7 tsunami-swept boats found in Hawaii

7 tsunami-swept boats found in Hawaii
Norio Kimura, 49, who lost his father, wife and daughter in the March 11, 2011 tsunami, poses with portraits of his daughter Yuna as he organises his family's personal belongings.

Seven fishing boats believed to have been swept away by the March 2011 tsunami have washed ashore in Hawaii from February to April, according to an environmental nongovernmental organisation.

The Japan Environmental Action Network (JEAN) said another fishing vessel had turned up on the coast of Miyakojima island in Okinawa Prefecture.

The boats likely drifted on the Pacific Ocean for some time before riding a subtropical gyre current, the organisation said.

Other similar ships may be found in the future, sources said.

JEAN has been investigating the origins of the wreckage. Using vessel numbers, it has identified two of the seven boats as those of fishermen in Miyagi and Fukushima prefectures.

The Tokyo-based organisation is now trying to trace the five remaining boats.

The fisherman in Miyagi Prefecture, who abandoned his job due to his age, said he did not want the boat returned to him.

Meanwhile, JEAN said it has been unable to contact the boat owner in Fukushima Prefecture.

The boat found in March on Miyakojima island was confirmed as formerly belonging to a fisherman in Miyagi Prefecture.

While a conspicuous number of fishing boats drifted to the Pacific coast of North America around 2012, only a few have emerged on the coasts of Hawaii and Okinawa.

It is unusual that eight boats were found on the coasts within a three-month period, according to JEAN.

One reason the vessels stayed afloat is that many of them are made of fiberglass-reinforced plastic, a material that does not sink easily.

According to Environment Ministry estimates in 2012, about 5 million tons of debris from houses and boats were dragged out to sea following the Great East Japan Earthquake.

About 70 per cent of the debris sank to the seabed due to the characteristics of the materials, and the remaining 1.5 million tons is believed to be adrift on the ocean. Ships including fishing boats likely comprise about 1,000 tons.

"There's a subtropical gyre in the northern Pacific Ocean that flows clockwise," Kyushu University Prof. Atsuhiko Isobe explained.

The Kuroshio current forms a western boundary of the subtropical gyre.

The subtropical gyre has two paths: a current that flows eastward from Japan and moves southward around Hawaii, and another that travels toward North America and then flows southward along the coast. Both currents turn westward and return to Japan after traveling around the south of Hawaii.

Given that the outside of an ocean current flows fast and the inside slow, quake debris from Japan can reach North America in a few months when it rides along the outside of a current.
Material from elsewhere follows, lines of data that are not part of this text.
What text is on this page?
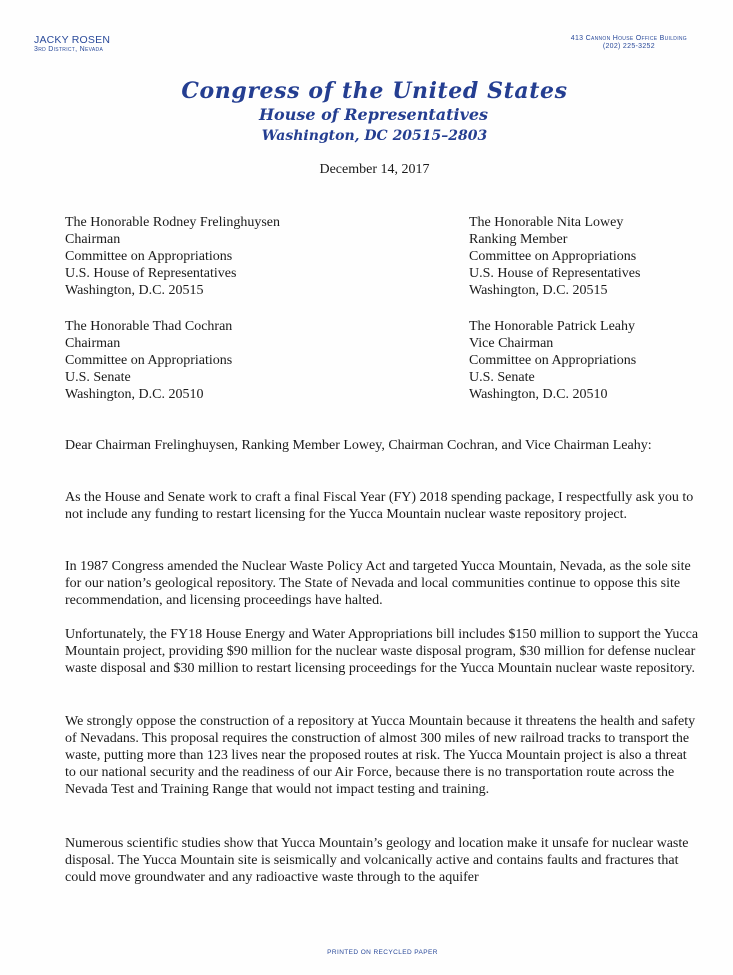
JACKY ROSEN
3rd District, Nevada
413 Cannon House Office Building
(202) 225-3252
Congress of the United States
House of Representatives
Washington, DC 20515–2803
December 14, 2017
The Honorable Rodney Frelinghuysen
Chairman
Committee on Appropriations
U.S. House of Representatives
Washington, D.C. 20515
The Honorable Nita Lowey
Ranking Member
Committee on Appropriations
U.S. House of Representatives
Washington, D.C. 20515
The Honorable Thad Cochran
Chairman
Committee on Appropriations
U.S. Senate
Washington, D.C. 20510
The Honorable Patrick Leahy
Vice Chairman
Committee on Appropriations
U.S. Senate
Washington, D.C. 20510

Dear Chairman Frelinghuysen, Ranking Member Lowey, Chairman Cochran, and Vice Chairman Leahy:

As the House and Senate work to craft a final Fiscal Year (FY) 2018 spending package, I respectfully ask you to not include any funding to restart licensing for the Yucca Mountain nuclear waste repository project.

In 1987 Congress amended the Nuclear Waste Policy Act and targeted Yucca Mountain, Nevada, as the sole site for our nation’s geological repository. The State of Nevada and local communities continue to oppose this site recommendation, and licensing proceedings have halted.

Unfortunately, the FY18 House Energy and Water Appropriations bill includes $150 million to support the Yucca Mountain project, providing $90 million for the nuclear waste disposal program, $30 million for defense nuclear waste disposal and $30 million to restart licensing proceedings for the Yucca Mountain nuclear waste repository.

We strongly oppose the construction of a repository at Yucca Mountain because it threatens the health and safety of Nevadans. This proposal requires the construction of almost 300 miles of new railroad tracks to transport the waste, putting more than 123 lives near the proposed routes at risk. The Yucca Mountain project is also a threat to our national security and the readiness of our Air Force, because there is no transportation route across the Nevada Test and Training Range that would not impact testing and training.

Numerous scientific studies show that Yucca Mountain’s geology and location make it unsafe for nuclear waste disposal. The Yucca Mountain site is seismically and volcanically active and contains faults and fractures that could move groundwater and any radioactive waste through to the aquifer

PRINTED ON RECYCLED PAPER
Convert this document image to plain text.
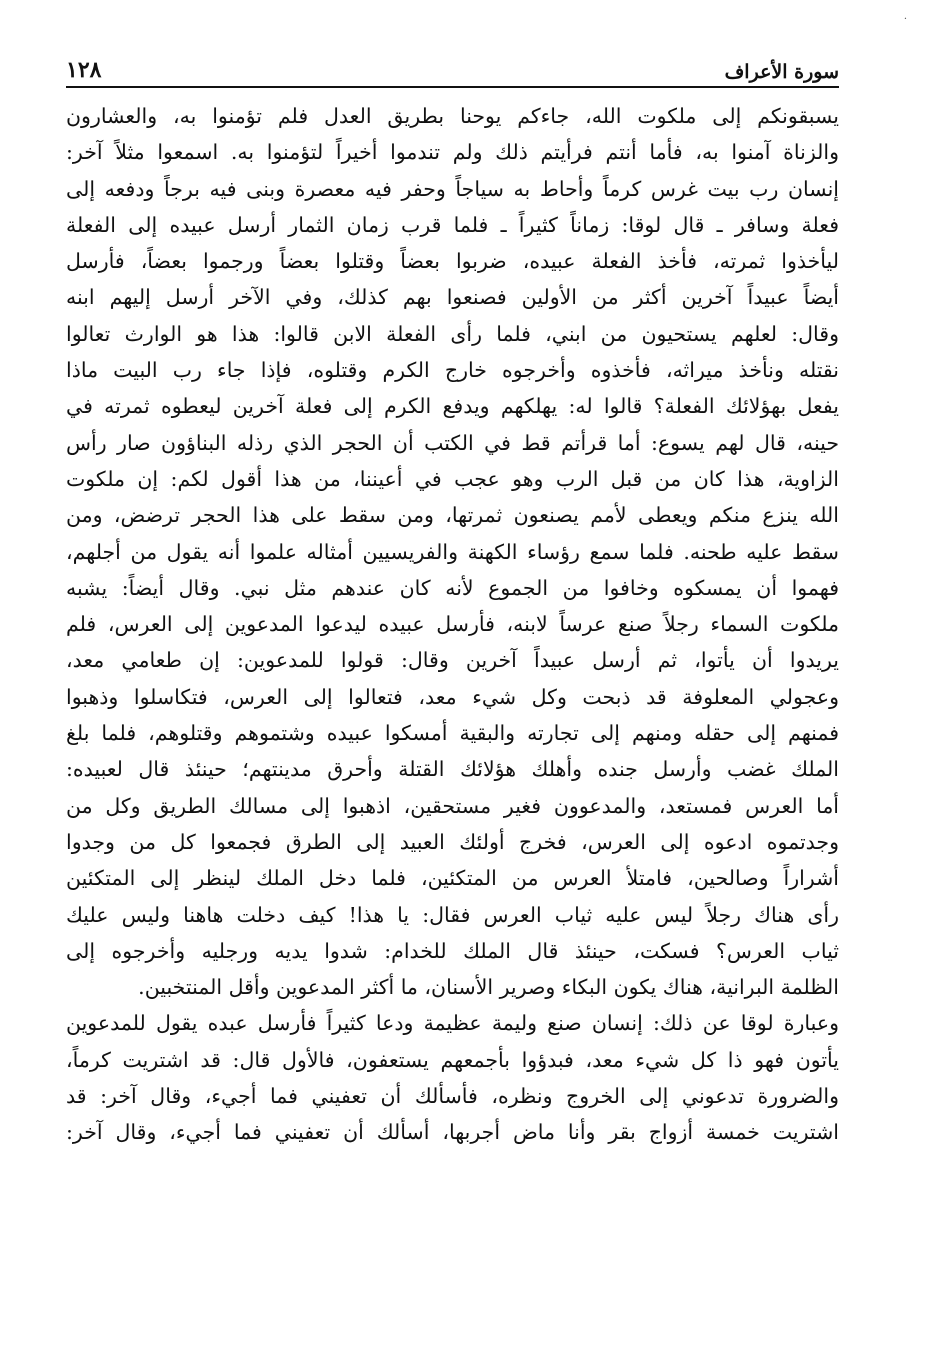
·
١٢٨	سورة الأعراف
يسبقونكم إلى ملكوت الله، جاءكم يوحنا بطريق العدل فلم تؤمنوا به، والعشارون
والزناة آمنوا به، فأما أنتم فرأيتم ذلك ولم تندموا أخيراً لتؤمنوا به. اسمعوا مثلاً آخر:
إنسان رب بيت غرس كرماً وأحاط به سياجاً وحفر فيه معصرة وبنى فيه برجاً ودفعه إلى
فعلة وسافر ـ قال لوقا: زماناً كثيراً ـ فلما قرب زمان الثمار أرسل عبيده إلى الفعلة
ليأخذوا ثمرته، فأخذ الفعلة عبيده، ضربوا بعضاً وقتلوا بعضاً ورجموا بعضاً، فأرسل
أيضاً عبيداً آخرين أكثر من الأولين فصنعوا بهم كذلك، وفي الآخر أرسل إليهم ابنه
وقال: لعلهم يستحيون من ابني، فلما رأى الفعلة الابن قالوا: هذا هو الوارث تعالوا
نقتله ونأخذ ميراثه، فأخذوه وأخرجوه خارج الكرم وقتلوه، فإذا جاء رب البيت ماذا
يفعل بهؤلائك الفعلة؟ قالوا له: يهلكهم ويدفع الكرم إلى فعلة آخرين ليعطوه ثمرته في
حينه، قال لهم يسوع: أما قرأتم قط في الكتب أن الحجر الذي رذله البناؤون صار رأس
الزاوية، هذا كان من قبل الرب وهو عجب في أعيننا، من هذا أقول لكم: إن ملكوت
الله ينزع منكم ويعطى لأمم يصنعون ثمرتها، ومن سقط على هذا الحجر ترضض، ومن
سقط عليه طحنه. فلما سمع رؤساء الكهنة والفريسيين أمثاله علموا أنه يقول من أجلهم،
فهموا أن يمسكوه وخافوا من الجموع لأنه كان عندهم مثل نبي. وقال أيضاً: يشبه
ملكوت السماء رجلاً صنع عرساً لابنه، فأرسل عبيده ليدعوا المدعوين إلى العرس، فلم
يريدوا أن يأتوا، ثم أرسل عبيداً آخرين وقال: قولوا للمدعوين: إن طعامي معد،
وعجولي المعلوفة قد ذبحت وكل شيء معد، فتعالوا إلى العرس، فتكاسلوا وذهبوا
فمنهم إلى حقله ومنهم إلى تجارته والبقية أمسكوا عبيده وشتموهم وقتلوهم، فلما بلغ
الملك غضب وأرسل جنده وأهلك هؤلائك القتلة وأحرق مدينتهم؛ حينئذ قال لعبيده:
أما العرس فمستعد، والمدعوون فغير مستحقين، اذهبوا إلى مسالك الطريق وكل من
وجدتموه ادعوه إلى العرس، فخرج أولئك العبيد إلى الطرق فجمعوا كل من وجدوا
أشراراً وصالحين، فامتلأ العرس من المتكئين، فلما دخل الملك لينظر إلى المتكئين
رأى هناك رجلاً ليس عليه ثياب العرس فقال: يا هذا! كيف دخلت هاهنا وليس عليك
ثياب العرس؟ فسكت، حينئذ قال الملك للخدام: شدوا يديه ورجليه وأخرجوه إلى
الظلمة البرانية، هناك يكون البكاء وصرير الأسنان، ما أكثر المدعوين وأقل المنتخبين.
وعبارة لوقا عن ذلك: إنسان صنع وليمة عظيمة ودعا كثيراً فأرسل عبده يقول للمدعوين
يأتون فهو ذا كل شيء معد، فبدؤوا بأجمعهم يستعفون، فالأول قال: قد اشتريت كرماً،
والضرورة تدعوني إلى الخروج ونظره، فأسألك أن تعفيني فما أجيء، وقال آخر: قد
اشتريت خمسة أزواج بقر وأنا ماض أجربها، أسألك أن تعفيني فما أجيء، وقال آخر:
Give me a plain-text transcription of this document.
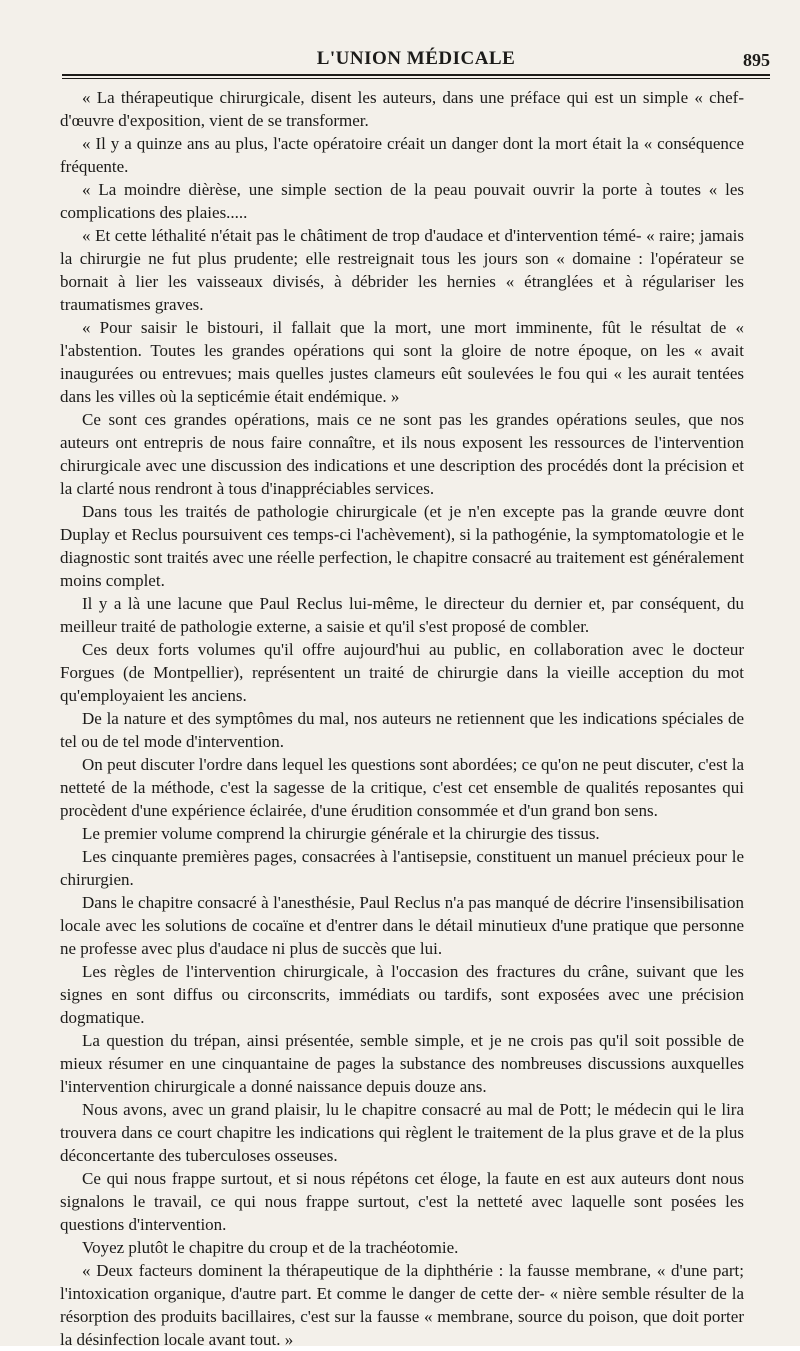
L'UNION MÉDICALE	895

« La thérapeutique chirurgicale, disent les auteurs, dans une préface qui est un simple « chef-d'œuvre d'exposition, vient de se transformer.

« Il y a quinze ans au plus, l'acte opératoire créait un danger dont la mort était la « conséquence fréquente.

« La moindre dièrèse, une simple section de la peau pouvait ouvrir la porte à toutes « les complications des plaies.....

« Et cette léthalité n'était pas le châtiment de trop d'audace et d'intervention témé- « raire; jamais la chirurgie ne fut plus prudente; elle restreignait tous les jours son « domaine : l'opérateur se bornait à lier les vaisseaux divisés, à débrider les hernies « étranglées et à régulariser les traumatismes graves.

« Pour saisir le bistouri, il fallait que la mort, une mort imminente, fût le résultat de « l'abstention. Toutes les grandes opérations qui sont la gloire de notre époque, on les « avait inaugurées ou entrevues; mais quelles justes clameurs eût soulevées le fou qui « les aurait tentées dans les villes où la septicémie était endémique. »

Ce sont ces grandes opérations, mais ce ne sont pas les grandes opérations seules, que nos auteurs ont entrepris de nous faire connaître, et ils nous exposent les ressources de l'intervention chirurgicale avec une discussion des indications et une description des procédés dont la précision et la clarté nous rendront à tous d'inappréciables services.

Dans tous les traités de pathologie chirurgicale (et je n'en excepte pas la grande œuvre dont Duplay et Reclus poursuivent ces temps-ci l'achèvement), si la pathogénie, la symptomatologie et le diagnostic sont traités avec une réelle perfection, le chapitre consacré au traitement est généralement moins complet.

Il y a là une lacune que Paul Reclus lui-même, le directeur du dernier et, par conséquent, du meilleur traité de pathologie externe, a saisie et qu'il s'est proposé de combler.

Ces deux forts volumes qu'il offre aujourd'hui au public, en collaboration avec le docteur Forgues (de Montpellier), représentent un traité de chirurgie dans la vieille acception du mot qu'employaient les anciens.

De la nature et des symptômes du mal, nos auteurs ne retiennent que les indications spéciales de tel ou de tel mode d'intervention.

On peut discuter l'ordre dans lequel les questions sont abordées; ce qu'on ne peut discuter, c'est la netteté de la méthode, c'est la sagesse de la critique, c'est cet ensemble de qualités reposantes qui procèdent d'une expérience éclairée, d'une érudition consommée et d'un grand bon sens.

Le premier volume comprend la chirurgie générale et la chirurgie des tissus.

Les cinquante premières pages, consacrées à l'antisepsie, constituent un manuel précieux pour le chirurgien.

Dans le chapitre consacré à l'anesthésie, Paul Reclus n'a pas manqué de décrire l'insensibilisation locale avec les solutions de cocaïne et d'entrer dans le détail minutieux d'une pratique que personne ne professe avec plus d'audace ni plus de succès que lui.

Les règles de l'intervention chirurgicale, à l'occasion des fractures du crâne, suivant que les signes en sont diffus ou circonscrits, immédiats ou tardifs, sont exposées avec une précision dogmatique.

La question du trépan, ainsi présentée, semble simple, et je ne crois pas qu'il soit possible de mieux résumer en une cinquantaine de pages la substance des nombreuses discussions auxquelles l'intervention chirurgicale a donné naissance depuis douze ans.

Nous avons, avec un grand plaisir, lu le chapitre consacré au mal de Pott; le médecin qui le lira trouvera dans ce court chapitre les indications qui règlent le traitement de la plus grave et de la plus déconcertante des tuberculoses osseuses.

Ce qui nous frappe surtout, et si nous répétons cet éloge, la faute en est aux auteurs dont nous signalons le travail, ce qui nous frappe surtout, c'est la netteté avec laquelle sont posées les questions d'intervention.

Voyez plutôt le chapitre du croup et de la trachéotomie.

« Deux facteurs dominent la thérapeutique de la diphthérie : la fausse membrane, « d'une part; l'intoxication organique, d'autre part. Et comme le danger de cette der- « nière semble résulter de la résorption des produits bacillaires, c'est sur la fausse « membrane, source du poison, que doit porter la désinfection locale avant tout. »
However, when debris rides along the inside, it can remain adrift on the ocean for a long period of time. But debris can sometimes appear on the coast during storms, when the current tends to run faster, he said.

"These boats may still have some value for those who lost everything in the tsunami after the quake. We'll do our best to return the boats to their owners," said JEAN Secretary and Director Azusa Kojima.